I realized that the way I looked was not an accomplishment
I’ve always been a big self-improvement girl: Self-help books are my guilty pleasure, and my daily affirmation is always about showing up as my highest self. But the greatest shift in my self-love came when I stopped associating being a better version of myself with having a better body. Now, when I feel insecurity come up, I remind myself that my best self has nothing to do with a breakout, a patch of cellulite, or gaining a few pounds.
When I notice myself looking in the mirror and thinking something negative, it’s a sign that I’ve been too focused on myself. My fix? Call up a friend to see how they are, donate to an organization, or tell my friends what I love about them. Not only does it help me get outside myself, but it also reminds me that I do like the kind, compassionate person I am. Now that’s a real accomplishment.

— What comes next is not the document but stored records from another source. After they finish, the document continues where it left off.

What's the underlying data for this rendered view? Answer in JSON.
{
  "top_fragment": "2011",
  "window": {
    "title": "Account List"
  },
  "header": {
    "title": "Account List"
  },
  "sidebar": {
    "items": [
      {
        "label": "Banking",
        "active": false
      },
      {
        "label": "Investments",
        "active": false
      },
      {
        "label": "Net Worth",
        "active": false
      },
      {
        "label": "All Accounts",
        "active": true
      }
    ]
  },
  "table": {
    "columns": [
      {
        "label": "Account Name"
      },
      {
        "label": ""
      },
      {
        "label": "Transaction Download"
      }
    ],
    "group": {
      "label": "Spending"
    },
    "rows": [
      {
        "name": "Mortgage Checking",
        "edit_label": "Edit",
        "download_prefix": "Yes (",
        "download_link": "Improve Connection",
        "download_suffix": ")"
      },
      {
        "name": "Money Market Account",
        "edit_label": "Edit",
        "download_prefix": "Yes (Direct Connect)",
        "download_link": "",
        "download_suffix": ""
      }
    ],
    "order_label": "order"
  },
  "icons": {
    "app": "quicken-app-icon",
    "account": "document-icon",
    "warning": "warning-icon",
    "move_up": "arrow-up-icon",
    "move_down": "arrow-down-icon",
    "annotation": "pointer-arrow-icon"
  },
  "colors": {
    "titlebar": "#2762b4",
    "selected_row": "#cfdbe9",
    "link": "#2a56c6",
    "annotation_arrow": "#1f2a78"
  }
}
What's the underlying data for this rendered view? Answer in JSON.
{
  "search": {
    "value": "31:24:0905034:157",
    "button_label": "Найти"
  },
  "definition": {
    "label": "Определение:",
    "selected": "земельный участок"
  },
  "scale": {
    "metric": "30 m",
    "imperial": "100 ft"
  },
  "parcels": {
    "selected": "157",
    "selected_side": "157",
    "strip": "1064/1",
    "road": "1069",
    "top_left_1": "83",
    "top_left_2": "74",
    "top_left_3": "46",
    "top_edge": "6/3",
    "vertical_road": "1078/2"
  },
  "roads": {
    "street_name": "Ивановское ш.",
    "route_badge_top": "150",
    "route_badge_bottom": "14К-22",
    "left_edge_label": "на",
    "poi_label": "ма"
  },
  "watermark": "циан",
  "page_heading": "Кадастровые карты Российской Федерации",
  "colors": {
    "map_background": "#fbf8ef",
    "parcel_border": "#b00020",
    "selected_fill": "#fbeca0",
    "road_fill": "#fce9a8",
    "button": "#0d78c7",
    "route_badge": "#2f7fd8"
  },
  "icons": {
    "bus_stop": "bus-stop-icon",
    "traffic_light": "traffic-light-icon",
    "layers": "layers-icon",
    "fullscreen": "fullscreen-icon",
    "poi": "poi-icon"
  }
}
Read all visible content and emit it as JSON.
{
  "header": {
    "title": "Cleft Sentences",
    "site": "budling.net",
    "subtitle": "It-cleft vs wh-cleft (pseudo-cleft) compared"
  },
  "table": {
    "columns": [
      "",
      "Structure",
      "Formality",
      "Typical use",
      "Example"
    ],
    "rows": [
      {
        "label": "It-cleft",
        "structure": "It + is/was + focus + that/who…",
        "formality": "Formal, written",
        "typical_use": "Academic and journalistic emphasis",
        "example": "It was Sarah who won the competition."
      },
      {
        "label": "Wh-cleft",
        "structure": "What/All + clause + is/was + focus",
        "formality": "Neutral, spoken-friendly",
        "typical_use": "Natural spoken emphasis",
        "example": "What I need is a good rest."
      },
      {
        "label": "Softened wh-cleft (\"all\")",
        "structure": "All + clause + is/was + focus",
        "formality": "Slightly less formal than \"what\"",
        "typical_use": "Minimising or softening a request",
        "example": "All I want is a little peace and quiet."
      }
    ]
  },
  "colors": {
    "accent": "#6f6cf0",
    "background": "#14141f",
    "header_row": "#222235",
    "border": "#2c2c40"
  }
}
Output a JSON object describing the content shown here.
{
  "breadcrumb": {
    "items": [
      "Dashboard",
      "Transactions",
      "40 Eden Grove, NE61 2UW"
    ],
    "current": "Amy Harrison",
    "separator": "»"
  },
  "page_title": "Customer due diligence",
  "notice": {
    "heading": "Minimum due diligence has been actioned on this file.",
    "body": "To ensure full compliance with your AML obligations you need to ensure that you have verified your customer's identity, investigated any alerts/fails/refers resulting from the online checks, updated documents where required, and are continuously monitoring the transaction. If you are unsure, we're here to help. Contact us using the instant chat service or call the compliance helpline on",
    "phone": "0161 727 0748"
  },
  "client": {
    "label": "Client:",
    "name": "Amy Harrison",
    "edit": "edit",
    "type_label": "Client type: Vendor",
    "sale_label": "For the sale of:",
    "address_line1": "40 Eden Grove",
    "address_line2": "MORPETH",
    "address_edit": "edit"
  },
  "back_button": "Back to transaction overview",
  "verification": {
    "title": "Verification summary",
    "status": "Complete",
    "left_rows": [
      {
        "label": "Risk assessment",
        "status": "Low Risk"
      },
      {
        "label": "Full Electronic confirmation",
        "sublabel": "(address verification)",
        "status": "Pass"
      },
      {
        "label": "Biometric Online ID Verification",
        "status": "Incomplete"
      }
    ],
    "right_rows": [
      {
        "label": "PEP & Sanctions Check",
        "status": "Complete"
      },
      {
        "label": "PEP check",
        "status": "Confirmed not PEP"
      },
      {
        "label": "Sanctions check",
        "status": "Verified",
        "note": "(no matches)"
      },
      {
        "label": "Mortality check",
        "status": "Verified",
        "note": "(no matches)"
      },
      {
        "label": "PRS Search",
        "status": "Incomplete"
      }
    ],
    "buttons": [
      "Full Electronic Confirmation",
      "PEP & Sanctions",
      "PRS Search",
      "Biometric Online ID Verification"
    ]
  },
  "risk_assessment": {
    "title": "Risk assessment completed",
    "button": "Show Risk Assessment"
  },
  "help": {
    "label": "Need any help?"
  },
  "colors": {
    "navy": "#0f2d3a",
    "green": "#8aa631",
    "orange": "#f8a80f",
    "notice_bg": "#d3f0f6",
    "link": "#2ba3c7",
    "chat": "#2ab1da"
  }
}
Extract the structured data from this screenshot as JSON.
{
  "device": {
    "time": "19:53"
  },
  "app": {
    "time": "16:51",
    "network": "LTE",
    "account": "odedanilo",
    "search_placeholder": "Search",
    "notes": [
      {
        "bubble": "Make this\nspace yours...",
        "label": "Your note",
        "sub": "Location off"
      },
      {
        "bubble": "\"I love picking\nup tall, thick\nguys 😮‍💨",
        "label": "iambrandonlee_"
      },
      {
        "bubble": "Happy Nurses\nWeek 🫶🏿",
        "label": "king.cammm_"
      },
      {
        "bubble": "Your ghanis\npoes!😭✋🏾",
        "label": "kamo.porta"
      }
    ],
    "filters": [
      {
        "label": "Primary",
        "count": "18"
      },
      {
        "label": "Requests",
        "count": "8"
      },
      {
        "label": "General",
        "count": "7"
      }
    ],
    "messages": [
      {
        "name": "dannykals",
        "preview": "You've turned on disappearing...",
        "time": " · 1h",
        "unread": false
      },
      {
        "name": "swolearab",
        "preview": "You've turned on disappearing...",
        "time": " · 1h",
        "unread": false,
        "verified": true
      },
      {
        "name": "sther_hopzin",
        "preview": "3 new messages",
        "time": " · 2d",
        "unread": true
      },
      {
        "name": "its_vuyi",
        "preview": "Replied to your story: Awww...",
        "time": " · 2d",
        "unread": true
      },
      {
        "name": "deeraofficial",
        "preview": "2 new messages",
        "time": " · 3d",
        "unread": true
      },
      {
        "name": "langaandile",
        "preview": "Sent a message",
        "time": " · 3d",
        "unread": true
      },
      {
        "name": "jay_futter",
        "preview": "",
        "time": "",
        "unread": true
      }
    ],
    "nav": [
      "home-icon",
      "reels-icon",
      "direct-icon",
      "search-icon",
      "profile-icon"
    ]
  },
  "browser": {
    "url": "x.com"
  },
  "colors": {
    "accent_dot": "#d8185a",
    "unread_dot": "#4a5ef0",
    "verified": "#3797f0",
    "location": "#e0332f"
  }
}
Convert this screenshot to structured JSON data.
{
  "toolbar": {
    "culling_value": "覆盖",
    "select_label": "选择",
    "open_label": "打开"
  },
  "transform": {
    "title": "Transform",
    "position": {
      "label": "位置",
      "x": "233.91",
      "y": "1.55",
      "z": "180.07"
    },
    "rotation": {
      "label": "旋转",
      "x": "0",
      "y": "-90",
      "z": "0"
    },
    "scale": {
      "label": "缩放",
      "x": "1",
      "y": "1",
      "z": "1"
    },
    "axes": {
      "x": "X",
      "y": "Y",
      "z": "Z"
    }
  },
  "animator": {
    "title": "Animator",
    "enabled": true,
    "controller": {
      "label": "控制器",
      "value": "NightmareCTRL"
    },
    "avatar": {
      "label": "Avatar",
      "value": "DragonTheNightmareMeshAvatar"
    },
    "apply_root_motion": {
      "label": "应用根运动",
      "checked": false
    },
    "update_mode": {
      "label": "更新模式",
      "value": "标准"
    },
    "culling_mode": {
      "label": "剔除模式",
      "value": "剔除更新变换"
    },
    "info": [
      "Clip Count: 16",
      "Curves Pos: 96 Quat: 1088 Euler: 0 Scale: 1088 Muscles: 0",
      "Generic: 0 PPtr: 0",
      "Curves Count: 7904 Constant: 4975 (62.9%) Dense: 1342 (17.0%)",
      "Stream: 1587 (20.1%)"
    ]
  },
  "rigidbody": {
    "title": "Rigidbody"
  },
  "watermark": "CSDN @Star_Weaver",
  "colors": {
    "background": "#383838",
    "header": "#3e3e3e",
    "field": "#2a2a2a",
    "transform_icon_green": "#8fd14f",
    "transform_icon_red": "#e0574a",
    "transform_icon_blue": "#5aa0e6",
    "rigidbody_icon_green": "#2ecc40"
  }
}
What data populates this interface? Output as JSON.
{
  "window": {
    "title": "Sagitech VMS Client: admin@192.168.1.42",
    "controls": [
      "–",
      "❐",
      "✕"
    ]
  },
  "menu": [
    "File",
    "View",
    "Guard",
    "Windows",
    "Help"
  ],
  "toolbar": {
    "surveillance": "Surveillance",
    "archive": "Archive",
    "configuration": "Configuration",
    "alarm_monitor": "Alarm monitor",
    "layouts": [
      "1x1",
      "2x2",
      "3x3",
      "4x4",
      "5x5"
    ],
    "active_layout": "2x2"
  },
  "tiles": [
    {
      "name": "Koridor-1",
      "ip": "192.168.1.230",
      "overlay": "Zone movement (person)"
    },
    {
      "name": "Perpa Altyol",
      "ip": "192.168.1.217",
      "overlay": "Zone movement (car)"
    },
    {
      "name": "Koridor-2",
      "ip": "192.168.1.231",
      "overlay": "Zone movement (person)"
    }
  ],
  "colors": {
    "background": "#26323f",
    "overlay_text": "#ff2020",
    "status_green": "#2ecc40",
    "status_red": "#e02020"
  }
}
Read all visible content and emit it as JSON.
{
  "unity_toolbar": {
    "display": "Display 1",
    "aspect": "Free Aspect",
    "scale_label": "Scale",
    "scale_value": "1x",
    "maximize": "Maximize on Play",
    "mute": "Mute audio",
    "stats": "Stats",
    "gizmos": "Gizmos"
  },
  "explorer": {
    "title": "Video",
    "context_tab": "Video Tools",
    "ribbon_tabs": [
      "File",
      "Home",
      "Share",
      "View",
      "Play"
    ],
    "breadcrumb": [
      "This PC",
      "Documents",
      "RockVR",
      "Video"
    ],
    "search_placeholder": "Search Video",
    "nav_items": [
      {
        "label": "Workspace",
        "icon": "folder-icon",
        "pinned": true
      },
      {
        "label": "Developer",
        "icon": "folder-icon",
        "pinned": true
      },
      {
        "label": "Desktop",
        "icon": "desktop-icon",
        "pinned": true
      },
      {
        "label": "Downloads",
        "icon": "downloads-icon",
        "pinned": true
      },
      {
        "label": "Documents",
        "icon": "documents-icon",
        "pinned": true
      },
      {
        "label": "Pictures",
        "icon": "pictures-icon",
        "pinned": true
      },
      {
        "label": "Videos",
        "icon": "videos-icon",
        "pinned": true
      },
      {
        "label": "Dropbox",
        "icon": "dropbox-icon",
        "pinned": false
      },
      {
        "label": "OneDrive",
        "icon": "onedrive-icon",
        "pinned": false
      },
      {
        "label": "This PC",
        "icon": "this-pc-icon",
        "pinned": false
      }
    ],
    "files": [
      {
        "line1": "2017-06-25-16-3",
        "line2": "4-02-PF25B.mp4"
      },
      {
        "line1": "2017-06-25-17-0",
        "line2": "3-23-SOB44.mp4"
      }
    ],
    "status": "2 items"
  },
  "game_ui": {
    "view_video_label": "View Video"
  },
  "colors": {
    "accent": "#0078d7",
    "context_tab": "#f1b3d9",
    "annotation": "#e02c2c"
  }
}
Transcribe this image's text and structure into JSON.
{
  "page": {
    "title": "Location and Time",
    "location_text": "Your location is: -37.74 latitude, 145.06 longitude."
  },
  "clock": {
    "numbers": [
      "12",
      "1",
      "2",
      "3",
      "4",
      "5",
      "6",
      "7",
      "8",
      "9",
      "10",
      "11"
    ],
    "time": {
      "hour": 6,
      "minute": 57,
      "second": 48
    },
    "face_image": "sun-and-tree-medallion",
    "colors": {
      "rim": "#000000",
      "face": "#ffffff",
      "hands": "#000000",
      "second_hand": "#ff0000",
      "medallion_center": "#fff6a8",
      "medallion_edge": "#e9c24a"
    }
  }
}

I focused on what makes me “big”
I think everything clicked for me when I realized I was constantly trying to shrink myself, rather than feeling justified for the space I take up in this world. Instead, I want to love what’s big: in body, in personality, in love, in altruism, in voice, in confidence, in aspirations. In the end, weight loss is not the secret to success, a relationship, or happiness; it’s an endless goal that keeps us from achieving everything we want in life because we don’t think we deserve it yet. I had been so focused on being smaller for so long that I forgot to love what’s big in me. Now, I consistently remind myself to love everything from my loud laugh to my lofty goals. My advice to you, dear readers, is to love your bigness so much, you stop wishing to feel small.